What do Donkey Kong, Iggy Pop, Extra Old Stock beer and porn star John Holmes have in common?
Besides making for a great Saturday night, you could plaster their images on custom made T-shirts at Thredz.
Opened in early July, the store specializes in custom made T-shirts — choose a colour, a decal, your own design or lettering.
Fashionistas frustrated with lack of sartorial selection in Whitehorse now have a choice ranging from 1,500 pre-made decals to infinity.
“The whole idea is for people to express themselves freely,” said co-owner Crystal Green.
“It’s a much more creative shopping experience than other stores.”
A woman walked in the store at 2110 2nd Avenue the other day with her husband’s request for a custom made T-shirt.
Thredz will take a blank shirt and letter it to your desire.
Slightly uncomfortable, the woman described to Green what the birthday T-shirt was to say: “Will F… For Beer.”
“I’m totally OK with most things,” said Green.
“I’d be the gauge (of acceptability).
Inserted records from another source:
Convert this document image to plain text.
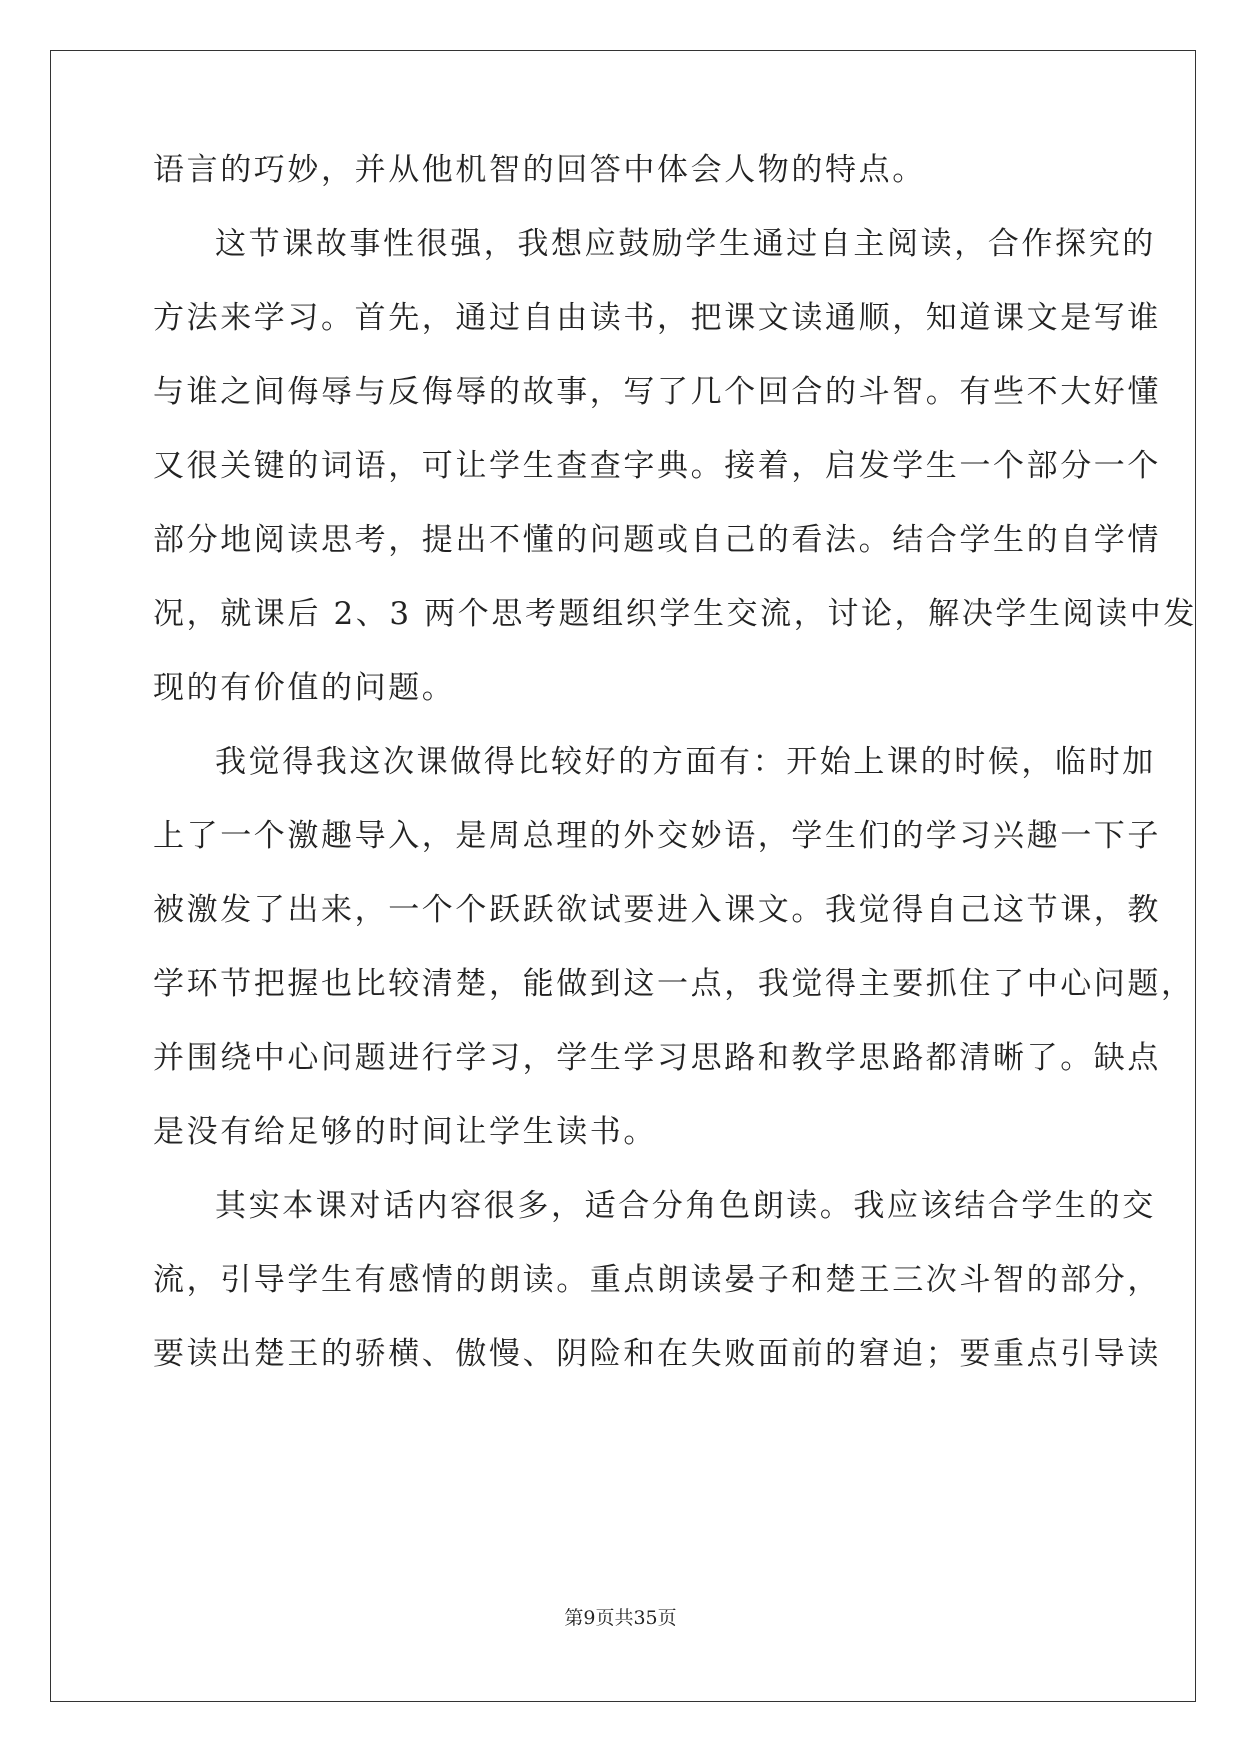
语言的巧妙，并从他机智的回答中体会人物的特点。

这节课故事性很强，我想应鼓励学生通过自主阅读，合作探究的

方法来学习。首先，通过自由读书，把课文读通顺，知道课文是写谁

与谁之间侮辱与反侮辱的故事，写了几个回合的斗智。有些不大好懂

又很关键的词语，可让学生查查字典。接着，启发学生一个部分一个

部分地阅读思考，提出不懂的问题或自己的看法。结合学生的自学情

况，就课后 2、3 两个思考题组织学生交流，讨论，解决学生阅读中发

现的有价值的问题。

我觉得我这次课做得比较好的方面有：开始上课的时候，临时加

上了一个激趣导入，是周总理的外交妙语，学生们的学习兴趣一下子

被激发了出来，一个个跃跃欲试要进入课文。我觉得自己这节课，教

学环节把握也比较清楚，能做到这一点，我觉得主要抓住了中心问题，

并围绕中心问题进行学习，学生学习思路和教学思路都清晰了。缺点

是没有给足够的时间让学生读书。

其实本课对话内容很多，适合分角色朗读。我应该结合学生的交

流，引导学生有感情的朗读。重点朗读晏子和楚王三次斗智的部分，

要读出楚王的骄横、傲慢、阴险和在失败面前的窘迫；要重点引导读

第9页共35页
I would hesitate if I would be ashamed to repeat what I made.”
Try not to piss people off, she said.
“But some guy goes out and gets punched in the face for his T-shirt, that’s his problem.”
Nostalgia drives the business, a good strategy for a generation that cannibalizes its pop culture history faster than ever before.
From Jem and the Holograms to Super Mario, people love to display their pop culture fluency.
“Teenagers seem to have more knowledge of pop culture than in the past,” said Green.
Ten binders holding 1,500 decals — bands, beers, slogans, DJ gear, cereal mascots — line a shelf and display case.
It’s an organized change from the pizza boxes that served as the decal filing system.
Green, 31, hauled the boxes to music festivals in Atlin and Haines Junction this summer to test the business waters before opening the store.
Then, on the first Friday of July, the store opened without fanfare.
Eager to open, Green unlocked the metal gate in front of the store for a couple hours in the evening.
“We were opening Saturday but we finished everything and couldn’t wait to open,” said Green.
A former territorial social services worker, Green left her job to open the store.
“I needed a job that didn’t emotionally drain me to the max,” she said.
A niche was revealed.
People often complain about the dearth of clothing selection in Whitehorse, said Green.
“There’s not a lot of choice,” she said.
“People save up their money and shop in Vancouver once a year.”
Concept decided upon, Green embarked on establishing the physical part.
“It’s been a long painful process to open,” said Green.
“This is my first time running a business on my own.”
An affordable space had to be found and the business question settled: to franchise or not to franchise.
Green considered opening a branch of the Vancouver-based Bang-On chain.
“It’s a hip and cool and successful business,” she said.
The chain owns licence rights to a number of designs, ranging from pop icons Transformers and Nintendo, to images of bands like KISS and The Doors.
But the costs of franchising — to finances and to freedom — were too high, said Green.
“There’s a huge franchise fee and they could dictate what we sell,” she said.
Instead, the chain has licensed its designs to Thredz.
“They still make money but we’re responsible for the store,” said Green.
Green co-owns Thredz with her husband, Adam.
Adam owns Terra Firma, a graphics company that does signs, silk screening and T-shirts for large events.
Custom printing isn’t a viable option for the local graphics company, but a store with the right equipment makes the job easy.
“It was a pain in the butt to stop a $30,000 run for a $30 custom T-shirt,” said Green.
A custom T-shirt for men will cost $29.95 after the decal is transferred.
Depending on the style, the cost of a woman’s shirt ranges above and below the standard $29.95.
Green won’t accept out-of-store apparel, in case the transfer process goes awry and clothing is ruined.
“Paying out for a replacement shirt would be a nightmare on my books,” said Green.
Accessories — belts, rings, belt buckles — are limited but will increase as the store measures interest in different items.
A T-jet printer will be available once parts arrive.
It can read any image, like a photograph or a computer designed image or something downloaded from the internet.
“As long as I’m not breaking any copyright laws I will print anything on a T-shirt — just upload on the computer,” said Green.
Right now, the heat press can take any transfer from the binders and produce a shirt in two to three minutes.
Decals can be slapped on the sleeves, sides or dead centre of T-shirts and hoodies.
“Be creative where you put the transfers,” said Green.
“People need to express themselves more.”